COMO TIRAR DE ALGUÉM QUE JÁ NÃO TEM ?
Empréstimo do Auxílio Brasil custa até 87% a mais em juros do que outros consignados
Crédito é importante para quem não tem acesso a financiamento para emergências, diz setor
Para o Auxílio Brasil, a taxa mensal considerada foi a de 3,45% oferecida pela Caixa Econômica Federal.
A taxa máxima para o consignado do INSS é de 2,14% ao mês.
Na comparação mais desvantajosa para o empréstimo do Auxílio Brasil, que é em relação ao consignado do INSS, o beneficiário do auxílio tem uma taxa anual de juros de 50,23%, enquanto o aposentado ou pensionista paga 25,93%.
Transformando essa diferença em reais, o total debitado do auxílio em dois anos será de R$ 3.840, dos quais R$ 1.257 serão para o pagamento de juros. Esse valor representa um aumento de 87% em relação aos R$ 672 dos juros do consignado do INSS.
Os valores do
custo do consignado do Auxílio Brasil foram calculados sobre parâmetros
oferecidos pela Caixa em suas páginas na internet. Procurado, o banco não
confirmou os cálculos.
O custo
superior ao de outros tipos de consignado não significa que o empréstimo do
Auxílio Brasil é ruim para os beneficiários. Segundo especialistas, esse
empréstimo tem uma função social importante quando utilizado em situações
emergenciais.
"Uma
pessoa pode pegar esse empréstimo para quitar um financiamento mais caro ou
para comprar uma geladeira, caso a dele esteja danificada. Em alguns casos, faz
sentido", diz Andrew Storfer, diretor de economia da Anefac.
"Ninguém
nega o problema do superendividamento das famílias no Brasil, mas é
absolutamente legítima a oferta e a busca por crédito por pessoas que estão
negativadas e sem acesso a outras possibilidades de financiamento", afirma
Luis Eduardo da Costa Carvalho, presidente da Acrefi (associação das empresas
de crédito e investimento).
Carvalho ainda
ressalta que o risco para a instituição que empresta o recurso não é superior
ao de outras modalidades de consignado, pois o órgão pagador do benefício é o
governo federal.
O risco de
calote relativamente baixo, porém, não resultou em um crédito mais barato, além
de não ter despertado o interesse do setor financeiro em oferecer o crédito
autorizado pelo governo. Banco do Brasil, Bradesco, Itaú e Santander
confirmaram à Folha que não ofertam o empréstimo do Auxílio
Brasil.
Storfer e
Carvalho explicam que a principal dificuldade em operar esse tipo de crédito
neste momento é que o dinheiro está caro devido à elevação mundial das taxas de
juros para o combate à inflação.
Oferecer um
crédito que potencialmente será requisitado por milhões de pessoas requer ter
muito dinheiro em caixa.
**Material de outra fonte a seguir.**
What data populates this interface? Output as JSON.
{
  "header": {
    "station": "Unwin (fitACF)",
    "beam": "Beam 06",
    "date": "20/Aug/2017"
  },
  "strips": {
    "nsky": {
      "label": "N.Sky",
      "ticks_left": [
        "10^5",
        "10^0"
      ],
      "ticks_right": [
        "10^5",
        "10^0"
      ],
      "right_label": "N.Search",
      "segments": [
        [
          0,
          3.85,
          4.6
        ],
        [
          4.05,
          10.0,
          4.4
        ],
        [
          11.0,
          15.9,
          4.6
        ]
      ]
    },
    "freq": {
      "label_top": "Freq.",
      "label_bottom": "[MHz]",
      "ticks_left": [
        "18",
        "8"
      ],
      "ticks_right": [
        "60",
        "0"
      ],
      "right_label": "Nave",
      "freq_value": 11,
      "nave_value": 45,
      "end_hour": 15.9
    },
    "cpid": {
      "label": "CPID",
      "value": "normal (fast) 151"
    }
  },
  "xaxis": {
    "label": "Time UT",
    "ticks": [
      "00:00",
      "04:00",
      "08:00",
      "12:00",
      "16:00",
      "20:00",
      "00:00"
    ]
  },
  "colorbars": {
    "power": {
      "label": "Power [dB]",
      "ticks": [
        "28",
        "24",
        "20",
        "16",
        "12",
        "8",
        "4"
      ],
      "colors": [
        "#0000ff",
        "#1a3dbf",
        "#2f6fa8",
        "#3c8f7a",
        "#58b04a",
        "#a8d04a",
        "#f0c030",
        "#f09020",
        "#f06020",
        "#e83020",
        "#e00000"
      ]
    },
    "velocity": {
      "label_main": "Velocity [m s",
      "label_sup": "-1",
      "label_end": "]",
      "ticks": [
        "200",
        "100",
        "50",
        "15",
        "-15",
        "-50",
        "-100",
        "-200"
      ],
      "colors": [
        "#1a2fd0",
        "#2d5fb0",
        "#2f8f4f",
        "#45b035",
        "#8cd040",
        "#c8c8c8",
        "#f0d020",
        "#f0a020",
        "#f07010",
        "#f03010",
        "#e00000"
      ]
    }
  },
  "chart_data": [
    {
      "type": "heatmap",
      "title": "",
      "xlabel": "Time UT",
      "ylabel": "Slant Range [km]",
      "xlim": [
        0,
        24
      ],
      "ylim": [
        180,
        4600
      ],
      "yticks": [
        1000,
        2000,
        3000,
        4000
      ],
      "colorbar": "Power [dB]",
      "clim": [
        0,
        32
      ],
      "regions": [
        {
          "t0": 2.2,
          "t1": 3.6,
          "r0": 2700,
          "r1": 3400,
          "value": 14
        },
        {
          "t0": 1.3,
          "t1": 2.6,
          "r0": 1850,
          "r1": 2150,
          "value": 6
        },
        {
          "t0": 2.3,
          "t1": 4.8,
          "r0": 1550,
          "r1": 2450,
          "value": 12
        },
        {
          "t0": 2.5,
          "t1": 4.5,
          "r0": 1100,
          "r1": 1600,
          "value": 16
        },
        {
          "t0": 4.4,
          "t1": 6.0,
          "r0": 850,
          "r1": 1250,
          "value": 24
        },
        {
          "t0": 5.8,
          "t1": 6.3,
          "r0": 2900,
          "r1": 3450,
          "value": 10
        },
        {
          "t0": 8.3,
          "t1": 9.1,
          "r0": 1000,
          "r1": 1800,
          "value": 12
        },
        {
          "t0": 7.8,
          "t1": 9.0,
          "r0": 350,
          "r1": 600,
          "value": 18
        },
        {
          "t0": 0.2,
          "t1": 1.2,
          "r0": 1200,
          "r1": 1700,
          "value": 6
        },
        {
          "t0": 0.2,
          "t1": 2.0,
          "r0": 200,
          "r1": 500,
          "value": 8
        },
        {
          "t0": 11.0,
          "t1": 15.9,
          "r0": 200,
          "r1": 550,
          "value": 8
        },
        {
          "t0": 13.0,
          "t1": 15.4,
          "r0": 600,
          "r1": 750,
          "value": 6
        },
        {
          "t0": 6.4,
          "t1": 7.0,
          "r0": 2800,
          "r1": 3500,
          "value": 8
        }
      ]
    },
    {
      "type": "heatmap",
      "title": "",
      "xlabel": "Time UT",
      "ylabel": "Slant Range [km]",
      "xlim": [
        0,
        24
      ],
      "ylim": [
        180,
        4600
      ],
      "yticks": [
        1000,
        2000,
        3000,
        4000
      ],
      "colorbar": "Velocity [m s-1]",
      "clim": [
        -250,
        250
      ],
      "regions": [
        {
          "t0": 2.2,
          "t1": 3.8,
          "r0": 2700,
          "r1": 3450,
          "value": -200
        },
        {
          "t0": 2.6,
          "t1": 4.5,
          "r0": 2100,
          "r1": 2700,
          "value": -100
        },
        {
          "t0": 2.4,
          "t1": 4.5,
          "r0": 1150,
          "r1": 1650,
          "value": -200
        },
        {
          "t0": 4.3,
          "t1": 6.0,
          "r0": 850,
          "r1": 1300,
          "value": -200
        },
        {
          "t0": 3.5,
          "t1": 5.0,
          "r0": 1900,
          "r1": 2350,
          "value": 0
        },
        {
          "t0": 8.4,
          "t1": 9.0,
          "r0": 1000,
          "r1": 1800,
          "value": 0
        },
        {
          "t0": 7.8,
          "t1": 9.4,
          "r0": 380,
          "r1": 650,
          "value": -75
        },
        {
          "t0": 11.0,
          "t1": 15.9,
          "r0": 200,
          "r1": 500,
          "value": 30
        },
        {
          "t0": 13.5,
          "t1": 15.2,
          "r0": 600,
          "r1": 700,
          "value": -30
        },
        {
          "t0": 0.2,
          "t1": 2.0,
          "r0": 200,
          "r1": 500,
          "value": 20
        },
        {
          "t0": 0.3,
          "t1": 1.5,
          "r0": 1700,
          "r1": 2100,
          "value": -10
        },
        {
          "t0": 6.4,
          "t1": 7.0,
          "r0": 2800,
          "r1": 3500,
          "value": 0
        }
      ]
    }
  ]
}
Para encher seus cofres, bancos disputam investidores
e, em tempos de títulos do governo pagando juros altos, as instituições
precisam entregar retornos elevados para atrair clientes.
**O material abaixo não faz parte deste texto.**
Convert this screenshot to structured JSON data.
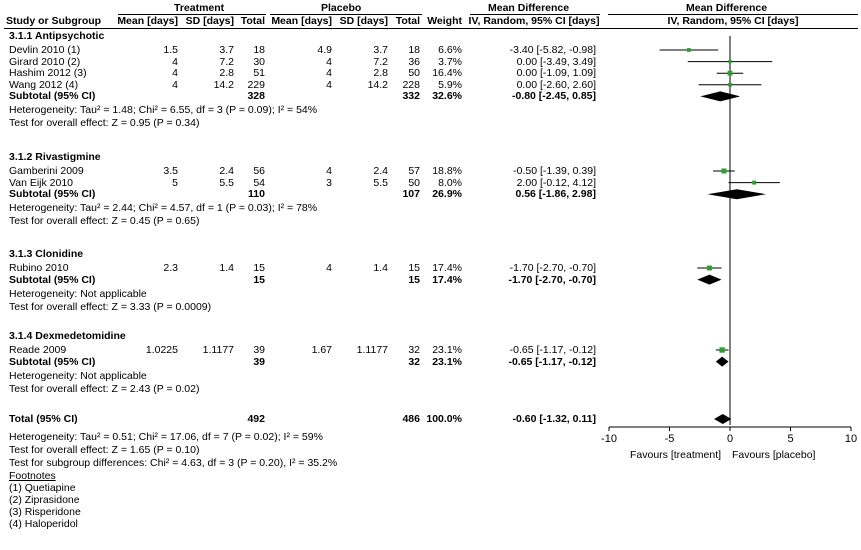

Nesse contexto, o crédito consignado, que tem taxa modesta para os parâmetros do mercado brasileiro, pode trazer pouca vantagem em relação ao custo de captação do dinheiro. Além disso, é preciso gastar com a estrutura para fazer o negócio. Tecnologia, segurança contra fraudes e funcionários custam caro para o setor.
Uma forma de
os bancos aumentarem seus lucros é aproveitar a entrada de um novo cliente, que
pode ter chegado à instituição para tomar um empréstimo consignado, para vender
a ele outros produtos financeiros, mais vantajosos para a instituição.
A construção
desse relacionamento entre empresa e cliente, porém, é menos promissora quando
quem toma o crédito o faz para ter acesso a alimentos e outras necessidades
básicas, diz Storfer. "Para quem empresta não é tão atraente."